Airbnb today officially became a public company, launching its IPO and targeting a valuation of roughly $47 billion, confirming what hoteliers have long suspected: The short-term rental giant considers hotels among its closest competitors.

In the COVID-era, short-term rentals have consistently outperformed hotels in the U.K. capital city. Factors including travel restrictions and social distancing measures have influenced performance trends in these sectors, and while both segments have suffered, short-term rentals have consistently outperformed their hotel counterparts.

Rental occupancy on top

As the year began, short-term rental occupancy in London was noticeably lower than hotel occupancy.

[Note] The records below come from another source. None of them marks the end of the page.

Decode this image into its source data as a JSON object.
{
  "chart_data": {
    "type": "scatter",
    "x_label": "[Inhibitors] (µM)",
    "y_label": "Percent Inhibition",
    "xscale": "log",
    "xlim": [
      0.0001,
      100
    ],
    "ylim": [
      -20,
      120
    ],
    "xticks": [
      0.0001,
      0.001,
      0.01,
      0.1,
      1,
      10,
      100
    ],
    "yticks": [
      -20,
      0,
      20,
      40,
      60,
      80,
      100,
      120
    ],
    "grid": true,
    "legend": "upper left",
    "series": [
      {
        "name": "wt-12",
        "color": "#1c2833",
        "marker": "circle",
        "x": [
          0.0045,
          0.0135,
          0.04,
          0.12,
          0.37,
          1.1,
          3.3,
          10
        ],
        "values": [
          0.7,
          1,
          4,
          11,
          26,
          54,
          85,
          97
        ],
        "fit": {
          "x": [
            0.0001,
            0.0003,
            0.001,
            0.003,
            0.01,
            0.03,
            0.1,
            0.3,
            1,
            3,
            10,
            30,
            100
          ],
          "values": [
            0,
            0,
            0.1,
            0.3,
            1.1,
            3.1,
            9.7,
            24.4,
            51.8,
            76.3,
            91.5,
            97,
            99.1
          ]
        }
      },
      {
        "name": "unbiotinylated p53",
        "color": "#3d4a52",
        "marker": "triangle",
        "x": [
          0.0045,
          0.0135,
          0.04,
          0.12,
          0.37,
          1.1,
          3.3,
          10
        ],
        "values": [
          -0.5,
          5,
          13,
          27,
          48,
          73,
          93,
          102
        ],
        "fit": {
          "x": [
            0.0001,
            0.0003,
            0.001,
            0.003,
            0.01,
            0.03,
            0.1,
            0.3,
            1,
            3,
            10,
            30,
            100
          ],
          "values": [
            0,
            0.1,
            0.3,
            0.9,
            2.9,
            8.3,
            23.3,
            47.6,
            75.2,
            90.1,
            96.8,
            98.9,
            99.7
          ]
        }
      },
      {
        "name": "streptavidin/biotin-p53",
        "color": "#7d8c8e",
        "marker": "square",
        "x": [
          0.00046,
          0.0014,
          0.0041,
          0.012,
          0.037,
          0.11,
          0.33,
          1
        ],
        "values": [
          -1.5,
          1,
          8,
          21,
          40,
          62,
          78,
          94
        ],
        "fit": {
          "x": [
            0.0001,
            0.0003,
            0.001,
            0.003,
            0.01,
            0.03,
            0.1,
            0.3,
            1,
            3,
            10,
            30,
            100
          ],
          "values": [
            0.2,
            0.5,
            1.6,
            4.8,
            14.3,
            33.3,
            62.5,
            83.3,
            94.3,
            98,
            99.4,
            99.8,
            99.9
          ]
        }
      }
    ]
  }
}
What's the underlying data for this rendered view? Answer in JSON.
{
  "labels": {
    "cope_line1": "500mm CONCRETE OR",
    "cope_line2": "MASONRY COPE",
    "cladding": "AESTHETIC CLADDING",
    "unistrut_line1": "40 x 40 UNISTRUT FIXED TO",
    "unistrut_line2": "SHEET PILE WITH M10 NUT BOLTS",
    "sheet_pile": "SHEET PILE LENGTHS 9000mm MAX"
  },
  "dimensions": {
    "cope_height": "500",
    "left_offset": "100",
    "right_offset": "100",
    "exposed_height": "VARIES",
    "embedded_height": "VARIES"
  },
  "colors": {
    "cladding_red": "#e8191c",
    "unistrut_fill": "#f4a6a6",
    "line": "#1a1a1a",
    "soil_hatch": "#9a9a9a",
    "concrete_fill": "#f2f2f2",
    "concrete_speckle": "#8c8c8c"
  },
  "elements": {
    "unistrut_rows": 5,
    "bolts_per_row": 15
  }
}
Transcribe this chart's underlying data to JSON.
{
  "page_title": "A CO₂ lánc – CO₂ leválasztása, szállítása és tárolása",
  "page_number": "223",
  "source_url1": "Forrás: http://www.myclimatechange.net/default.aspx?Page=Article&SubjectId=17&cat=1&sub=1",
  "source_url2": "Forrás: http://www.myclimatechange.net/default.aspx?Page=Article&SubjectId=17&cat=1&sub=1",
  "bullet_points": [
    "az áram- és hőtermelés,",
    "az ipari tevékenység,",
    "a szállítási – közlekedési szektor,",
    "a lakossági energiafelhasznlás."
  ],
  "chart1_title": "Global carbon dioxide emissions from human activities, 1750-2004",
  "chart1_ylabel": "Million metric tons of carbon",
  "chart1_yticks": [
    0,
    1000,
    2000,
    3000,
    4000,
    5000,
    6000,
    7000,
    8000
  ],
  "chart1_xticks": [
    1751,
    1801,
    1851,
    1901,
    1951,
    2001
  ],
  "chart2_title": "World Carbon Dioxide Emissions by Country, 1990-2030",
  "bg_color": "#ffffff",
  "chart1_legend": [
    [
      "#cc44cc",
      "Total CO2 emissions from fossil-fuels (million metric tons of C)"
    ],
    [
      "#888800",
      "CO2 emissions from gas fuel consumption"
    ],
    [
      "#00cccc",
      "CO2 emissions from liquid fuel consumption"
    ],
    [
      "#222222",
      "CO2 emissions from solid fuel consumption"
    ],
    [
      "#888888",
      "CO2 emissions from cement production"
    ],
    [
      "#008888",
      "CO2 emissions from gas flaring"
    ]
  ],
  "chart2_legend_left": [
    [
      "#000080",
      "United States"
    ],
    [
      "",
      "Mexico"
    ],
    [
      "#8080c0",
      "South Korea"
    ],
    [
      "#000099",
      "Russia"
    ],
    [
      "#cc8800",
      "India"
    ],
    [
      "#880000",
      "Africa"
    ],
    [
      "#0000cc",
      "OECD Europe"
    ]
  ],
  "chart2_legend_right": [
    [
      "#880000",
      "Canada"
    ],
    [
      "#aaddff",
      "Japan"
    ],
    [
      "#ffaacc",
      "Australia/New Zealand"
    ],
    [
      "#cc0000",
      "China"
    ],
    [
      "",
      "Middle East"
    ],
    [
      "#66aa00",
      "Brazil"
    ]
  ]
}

However, that trend reversed as the pandemic progressed, and short-term rentals have led the market in occupancy for eight of 10 months this year.

Competitor comparison

In its IPO filing, Airbnb indicated that its main competitors include large chain and Independent hotels as well as boutique hotels.

Data from these specific hotel segments offer insight into COVID-19 recovery in the London market. Beginning with occupancy, short-term rentals outperformed almost all other accommodation types by a wide margin, although serviced apartments came closest to rental occupancy. While these sectors are quite similar, serviced apartments are historically more reliant on business demand and are priced on average £20 ($26.79) per night more than the more economically priced rentals.